Алое и зеленое
Как снять с человека вину, как помешать ей тянуть его глубже и глубже, на самое дно? Существует ли искупление, возможно ли оно или это тоже бессмыслица? Как может кто-то другой спасти меня своими страданиями? Если кто-то хороший страдает оттого, что я дурной, а я созерцаю эти страдания, не должно ли это изменить меня и очистить почти автоматически? Но такое созерцание невозможно именно потому, что я дурной. Люди не умеют смотреть на чужие муки чистыми глазами. Если бы, хороший человек, страдая за меня, мог меня этим спасти. Кэтлин была бы орудием моего спасения, а не моей погибели. О vos omnes qui transitis viam, attendite et videte. [41] Но, сколько ни смотри, он не способен вникнуть и увидеть. Зрелище распятого Христа ничего не меняет в его сердце.

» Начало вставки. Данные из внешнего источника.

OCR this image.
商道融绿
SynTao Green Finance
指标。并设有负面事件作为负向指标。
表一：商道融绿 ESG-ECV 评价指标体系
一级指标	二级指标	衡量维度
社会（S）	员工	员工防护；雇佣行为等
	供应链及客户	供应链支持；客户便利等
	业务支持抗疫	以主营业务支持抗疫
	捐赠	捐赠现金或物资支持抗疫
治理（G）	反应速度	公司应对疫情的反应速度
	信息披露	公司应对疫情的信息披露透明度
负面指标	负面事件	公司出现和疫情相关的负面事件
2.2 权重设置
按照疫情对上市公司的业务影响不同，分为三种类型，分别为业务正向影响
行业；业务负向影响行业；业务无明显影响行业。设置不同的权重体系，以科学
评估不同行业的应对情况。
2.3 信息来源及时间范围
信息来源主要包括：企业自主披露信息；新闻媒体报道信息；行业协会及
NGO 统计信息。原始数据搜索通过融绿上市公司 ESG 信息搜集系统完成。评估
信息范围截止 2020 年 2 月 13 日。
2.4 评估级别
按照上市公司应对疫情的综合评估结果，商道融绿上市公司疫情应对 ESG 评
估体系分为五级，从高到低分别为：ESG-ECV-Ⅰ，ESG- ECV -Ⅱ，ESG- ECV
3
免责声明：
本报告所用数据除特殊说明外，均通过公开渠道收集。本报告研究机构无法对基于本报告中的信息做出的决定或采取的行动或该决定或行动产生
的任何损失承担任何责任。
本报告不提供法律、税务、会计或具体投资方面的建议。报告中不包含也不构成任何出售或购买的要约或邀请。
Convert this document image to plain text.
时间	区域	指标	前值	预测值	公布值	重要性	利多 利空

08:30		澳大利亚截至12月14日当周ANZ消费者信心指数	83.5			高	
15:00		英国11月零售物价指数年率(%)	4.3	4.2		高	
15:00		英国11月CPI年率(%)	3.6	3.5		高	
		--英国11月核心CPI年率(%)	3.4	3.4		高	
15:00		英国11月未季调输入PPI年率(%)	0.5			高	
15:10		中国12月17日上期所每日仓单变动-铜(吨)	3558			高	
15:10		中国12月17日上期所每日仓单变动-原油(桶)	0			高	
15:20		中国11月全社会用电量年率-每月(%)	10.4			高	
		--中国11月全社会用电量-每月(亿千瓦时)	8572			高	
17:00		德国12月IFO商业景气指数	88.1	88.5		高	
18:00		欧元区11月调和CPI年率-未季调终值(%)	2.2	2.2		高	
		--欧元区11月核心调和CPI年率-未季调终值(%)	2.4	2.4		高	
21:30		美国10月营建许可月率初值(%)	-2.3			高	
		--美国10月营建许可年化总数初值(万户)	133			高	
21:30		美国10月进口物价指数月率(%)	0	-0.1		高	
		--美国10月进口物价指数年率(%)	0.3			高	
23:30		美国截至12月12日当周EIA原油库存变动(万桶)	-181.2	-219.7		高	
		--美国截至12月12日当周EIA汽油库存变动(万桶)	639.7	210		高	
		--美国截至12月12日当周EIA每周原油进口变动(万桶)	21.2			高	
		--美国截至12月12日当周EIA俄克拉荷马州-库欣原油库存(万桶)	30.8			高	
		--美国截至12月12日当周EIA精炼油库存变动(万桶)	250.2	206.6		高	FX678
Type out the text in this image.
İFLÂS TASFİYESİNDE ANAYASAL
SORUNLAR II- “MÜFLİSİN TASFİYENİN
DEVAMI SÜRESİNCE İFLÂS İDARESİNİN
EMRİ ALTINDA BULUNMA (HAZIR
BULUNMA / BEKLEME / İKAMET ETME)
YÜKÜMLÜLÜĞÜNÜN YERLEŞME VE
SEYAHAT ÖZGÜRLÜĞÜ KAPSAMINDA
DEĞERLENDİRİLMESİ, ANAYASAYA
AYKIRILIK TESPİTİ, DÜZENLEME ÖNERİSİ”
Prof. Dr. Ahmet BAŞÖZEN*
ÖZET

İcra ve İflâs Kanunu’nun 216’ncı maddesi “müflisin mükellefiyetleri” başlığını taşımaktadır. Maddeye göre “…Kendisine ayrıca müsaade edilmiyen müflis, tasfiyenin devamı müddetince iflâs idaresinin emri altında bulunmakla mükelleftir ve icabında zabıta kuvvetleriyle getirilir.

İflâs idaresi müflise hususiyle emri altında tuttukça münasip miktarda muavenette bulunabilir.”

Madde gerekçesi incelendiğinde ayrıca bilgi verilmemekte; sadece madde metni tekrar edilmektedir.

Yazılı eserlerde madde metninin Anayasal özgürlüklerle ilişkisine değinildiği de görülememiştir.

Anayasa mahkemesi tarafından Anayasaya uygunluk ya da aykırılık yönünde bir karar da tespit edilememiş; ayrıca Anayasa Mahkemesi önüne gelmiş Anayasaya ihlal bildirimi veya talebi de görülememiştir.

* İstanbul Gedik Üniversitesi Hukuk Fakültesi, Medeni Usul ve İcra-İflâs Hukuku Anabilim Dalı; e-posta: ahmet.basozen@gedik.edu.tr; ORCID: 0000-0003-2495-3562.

Почему созерцание безвинно страдающих не обладает спасительной силой? Он вспоминал живых уток и кур на рынке — со связанными ногами, сваленных в пыльные углы. Каждый час, каждую секунду кричит зайчонок в зубах у лисицы, сова бесшумно пролетает в ночи, зажав в клюве полевую мышь. Он знал об этом, страшное это знание жило в нем, как во всяком человеке. Но оттого, что сам он ходил во тьме, все это оборачивалось тьмой, а не светом. Ужасающая нежность и чувство вины, которые он испытывал при виде беспомощной птицы на рынке, заставляли его тут же с проклятием отворачиваться. Страдания безвинных должны бы пробуждать дух к чистому, непреходящему самоотречению. А вместо этого — холодное равнодушие виновного, чувствующего, что вина его неистребима. Он оказался не кающимся разбойником, а злодеем. Me minayit et adduxit in tenebras et non in lucem. [42]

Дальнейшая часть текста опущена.